In December, 1919, on the fiftieth anniversary of Mr. Proctor's residence in Utica, the Chamber of Commerce presented him with a testimonial. Some years prior, ten thousand school children of the city sent him letters expressing gratitude for the gifts of the city parks. The people of Utica have observed an annual “Proctor Day."
He died July 4, 1920. Funeral services were held at Grace Episcopal Church at noon on July 7th. The business of the entire city was suspended for five minutes during the services. Proctor was buried in Forest Hill Cemetery on a hillside overlooking the parks of Utica. Flowers gathered from the parks were strewn upon the grave and daisies gathered from the hillsides were placed upon it by children from the House of the Good Shepherd.

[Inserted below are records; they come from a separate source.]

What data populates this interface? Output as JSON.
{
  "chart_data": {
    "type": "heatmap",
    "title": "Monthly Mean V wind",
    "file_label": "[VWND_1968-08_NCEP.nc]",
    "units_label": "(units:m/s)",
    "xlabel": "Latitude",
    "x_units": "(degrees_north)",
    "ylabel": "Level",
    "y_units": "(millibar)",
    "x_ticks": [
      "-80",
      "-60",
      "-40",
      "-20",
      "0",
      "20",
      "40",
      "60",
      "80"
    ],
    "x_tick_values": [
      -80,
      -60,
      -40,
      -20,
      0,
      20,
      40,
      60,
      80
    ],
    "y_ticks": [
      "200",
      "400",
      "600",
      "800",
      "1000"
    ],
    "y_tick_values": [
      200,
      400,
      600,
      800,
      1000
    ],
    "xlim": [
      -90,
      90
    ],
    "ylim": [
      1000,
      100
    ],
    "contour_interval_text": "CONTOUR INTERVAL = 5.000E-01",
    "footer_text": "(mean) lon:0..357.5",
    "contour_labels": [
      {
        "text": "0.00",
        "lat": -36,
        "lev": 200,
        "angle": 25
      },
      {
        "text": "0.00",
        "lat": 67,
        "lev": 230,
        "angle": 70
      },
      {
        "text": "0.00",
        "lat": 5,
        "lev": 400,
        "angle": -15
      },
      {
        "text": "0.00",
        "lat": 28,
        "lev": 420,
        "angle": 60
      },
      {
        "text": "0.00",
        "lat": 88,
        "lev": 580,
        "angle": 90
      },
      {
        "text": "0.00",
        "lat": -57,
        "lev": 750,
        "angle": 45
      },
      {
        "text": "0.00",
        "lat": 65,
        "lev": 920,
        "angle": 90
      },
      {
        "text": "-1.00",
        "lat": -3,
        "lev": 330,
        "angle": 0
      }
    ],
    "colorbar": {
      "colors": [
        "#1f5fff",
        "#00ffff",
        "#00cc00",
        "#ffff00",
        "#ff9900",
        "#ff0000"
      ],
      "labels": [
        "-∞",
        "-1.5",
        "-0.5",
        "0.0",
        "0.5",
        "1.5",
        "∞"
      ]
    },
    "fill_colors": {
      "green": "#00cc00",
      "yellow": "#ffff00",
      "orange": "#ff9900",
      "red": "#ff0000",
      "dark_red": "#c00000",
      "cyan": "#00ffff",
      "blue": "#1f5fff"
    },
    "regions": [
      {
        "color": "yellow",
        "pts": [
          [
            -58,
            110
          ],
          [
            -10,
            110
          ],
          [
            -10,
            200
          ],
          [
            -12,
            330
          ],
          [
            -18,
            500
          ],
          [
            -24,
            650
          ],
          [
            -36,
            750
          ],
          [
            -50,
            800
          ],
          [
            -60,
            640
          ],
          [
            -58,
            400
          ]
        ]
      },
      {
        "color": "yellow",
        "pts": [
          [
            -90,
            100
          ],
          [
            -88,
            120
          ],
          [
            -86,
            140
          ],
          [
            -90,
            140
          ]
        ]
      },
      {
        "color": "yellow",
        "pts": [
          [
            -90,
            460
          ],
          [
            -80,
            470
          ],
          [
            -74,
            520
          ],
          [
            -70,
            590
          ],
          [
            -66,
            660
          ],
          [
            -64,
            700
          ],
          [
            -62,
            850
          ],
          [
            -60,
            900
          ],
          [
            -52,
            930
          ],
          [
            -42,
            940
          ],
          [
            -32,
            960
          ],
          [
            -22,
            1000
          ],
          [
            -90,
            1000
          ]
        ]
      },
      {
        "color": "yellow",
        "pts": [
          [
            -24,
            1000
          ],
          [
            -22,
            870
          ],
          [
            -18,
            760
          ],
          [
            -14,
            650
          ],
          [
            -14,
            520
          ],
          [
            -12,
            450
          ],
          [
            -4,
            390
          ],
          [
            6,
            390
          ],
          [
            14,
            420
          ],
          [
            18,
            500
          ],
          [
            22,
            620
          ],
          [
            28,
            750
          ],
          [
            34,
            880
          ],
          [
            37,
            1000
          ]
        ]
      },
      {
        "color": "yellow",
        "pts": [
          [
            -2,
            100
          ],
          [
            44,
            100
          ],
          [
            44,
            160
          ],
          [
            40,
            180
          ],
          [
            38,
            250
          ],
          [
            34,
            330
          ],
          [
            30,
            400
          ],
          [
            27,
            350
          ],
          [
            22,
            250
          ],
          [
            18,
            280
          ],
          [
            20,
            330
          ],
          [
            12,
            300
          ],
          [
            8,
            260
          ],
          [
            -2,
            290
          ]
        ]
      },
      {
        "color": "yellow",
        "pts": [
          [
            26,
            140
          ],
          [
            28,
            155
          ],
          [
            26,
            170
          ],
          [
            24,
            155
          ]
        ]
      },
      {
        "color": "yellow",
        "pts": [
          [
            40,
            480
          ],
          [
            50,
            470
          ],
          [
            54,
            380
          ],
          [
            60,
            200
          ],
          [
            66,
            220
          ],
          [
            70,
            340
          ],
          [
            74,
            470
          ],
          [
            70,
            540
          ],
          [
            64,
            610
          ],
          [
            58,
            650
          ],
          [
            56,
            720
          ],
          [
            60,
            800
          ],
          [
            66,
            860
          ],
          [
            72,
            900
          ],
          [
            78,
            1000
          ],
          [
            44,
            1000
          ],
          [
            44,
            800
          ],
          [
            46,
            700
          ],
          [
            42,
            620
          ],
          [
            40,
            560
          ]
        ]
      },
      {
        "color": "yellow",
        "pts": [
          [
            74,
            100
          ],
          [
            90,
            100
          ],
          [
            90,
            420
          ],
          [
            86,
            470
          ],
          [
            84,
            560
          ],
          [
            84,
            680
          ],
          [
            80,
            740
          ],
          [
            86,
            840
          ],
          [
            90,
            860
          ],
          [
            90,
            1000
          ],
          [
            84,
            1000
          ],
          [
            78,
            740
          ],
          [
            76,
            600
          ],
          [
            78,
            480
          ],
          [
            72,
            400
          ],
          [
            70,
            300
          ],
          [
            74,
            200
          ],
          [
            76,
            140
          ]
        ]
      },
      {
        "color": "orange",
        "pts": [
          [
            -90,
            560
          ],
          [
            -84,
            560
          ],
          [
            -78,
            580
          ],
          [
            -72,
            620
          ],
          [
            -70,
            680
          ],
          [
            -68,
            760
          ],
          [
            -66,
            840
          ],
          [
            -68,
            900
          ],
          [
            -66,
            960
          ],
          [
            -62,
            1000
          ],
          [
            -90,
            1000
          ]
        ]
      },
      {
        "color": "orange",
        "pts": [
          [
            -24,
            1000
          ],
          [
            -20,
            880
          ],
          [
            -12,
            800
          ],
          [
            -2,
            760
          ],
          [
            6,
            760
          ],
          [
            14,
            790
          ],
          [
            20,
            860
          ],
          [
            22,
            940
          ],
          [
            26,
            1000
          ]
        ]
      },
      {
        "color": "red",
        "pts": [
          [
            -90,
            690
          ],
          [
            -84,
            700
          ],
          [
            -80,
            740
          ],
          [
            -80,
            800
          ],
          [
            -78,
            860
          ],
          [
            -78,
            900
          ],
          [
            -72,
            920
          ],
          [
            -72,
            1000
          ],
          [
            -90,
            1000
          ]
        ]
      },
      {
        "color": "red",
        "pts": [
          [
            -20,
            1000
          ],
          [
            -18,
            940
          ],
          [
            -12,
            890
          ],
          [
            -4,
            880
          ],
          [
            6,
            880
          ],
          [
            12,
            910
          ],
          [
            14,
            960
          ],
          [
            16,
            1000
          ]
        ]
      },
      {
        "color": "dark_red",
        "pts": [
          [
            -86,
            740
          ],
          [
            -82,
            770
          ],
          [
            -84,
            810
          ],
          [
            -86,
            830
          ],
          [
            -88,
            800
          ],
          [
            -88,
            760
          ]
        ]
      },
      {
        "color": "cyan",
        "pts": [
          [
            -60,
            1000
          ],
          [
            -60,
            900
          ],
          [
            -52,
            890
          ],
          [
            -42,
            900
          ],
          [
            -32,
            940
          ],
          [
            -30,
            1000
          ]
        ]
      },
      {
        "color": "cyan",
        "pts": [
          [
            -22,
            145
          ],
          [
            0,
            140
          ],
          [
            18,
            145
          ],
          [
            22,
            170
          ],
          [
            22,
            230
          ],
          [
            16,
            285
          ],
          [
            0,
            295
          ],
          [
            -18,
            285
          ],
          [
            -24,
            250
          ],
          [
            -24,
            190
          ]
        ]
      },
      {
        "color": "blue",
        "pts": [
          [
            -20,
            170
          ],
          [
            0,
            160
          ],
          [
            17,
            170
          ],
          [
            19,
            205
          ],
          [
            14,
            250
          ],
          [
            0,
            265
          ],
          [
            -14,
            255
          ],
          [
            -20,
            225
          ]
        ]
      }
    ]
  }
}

Pre-eminent among the Proctor’s gifts to the City of Utica was its expansive urban park system. The Proctors donated 6.5 acres in memory of Maria’s father, James Watson Williams, in 1897, and created Watson-Williams Park. In 1904, Thomas purchased almost 400 acres of farm land and contracted with the famous landscape architects Frederick Law Olmsted, Jr., and Olmsted Brothers Landscape Architects to design Utica’s park system. Walking paths and driving roads were laid out and Thomas R. Proctor Park and Roscoe Conkling Park officially opened to the citizens of Utica in 1909. In 1908, he gifted the city four more parks, totaling over 31 acres, and named the parks after prominent Uticans: Horatio Seymour, Addison C. Miller, Truman K. Butler, and J. Thomas Spriggs.
Frederick T. Proctor Park ~ Early 1900's postcard
Thomas Redfield Proctor was born on May 25, 1844, in Proctorsville, Vermont, a town founded by his great grandfather and Revolutionary War veteran, Leonard Proctor. Thomas attended school in Boston, but left prior to graduation at the outbreak of the Civil War; he enlisted in the United States Navy and served as a paymaster's clerk aboard the Brandywine of the North Atlantic Squadron and later became secretary to Admiral Pearson of the Pacific Squadron aboard the Lancaster.
Thomas returned to Proctorsville after the Civil War to run his recently deceased father’s manufacturing plant. Shortly after he became proprietor of the Tappan Zee House and moved to Nyack, New York. In 1869, he moved to Utica and purchased the Bagg's Hotel at the age of 25. He made extensive improvements to hotel which were praised by happy customers. Bagg’s Hotel also became famous for its Jersey cattle and high grade swine. These items were produced by the Bagg's Hotel Farm, which was operated in connection with the hotel. Thomas also purchased the Butterfield House in Utica, and the Spring House in Richfield Springs during this time. Thomas sold Bagg’s Hotel in 1890 and the Spring House was burned in 1897. Three years later he retired from hotel ownership and management. His connections aside from hotel management were very numerous and included banking, manufacturing, and other business enterprises.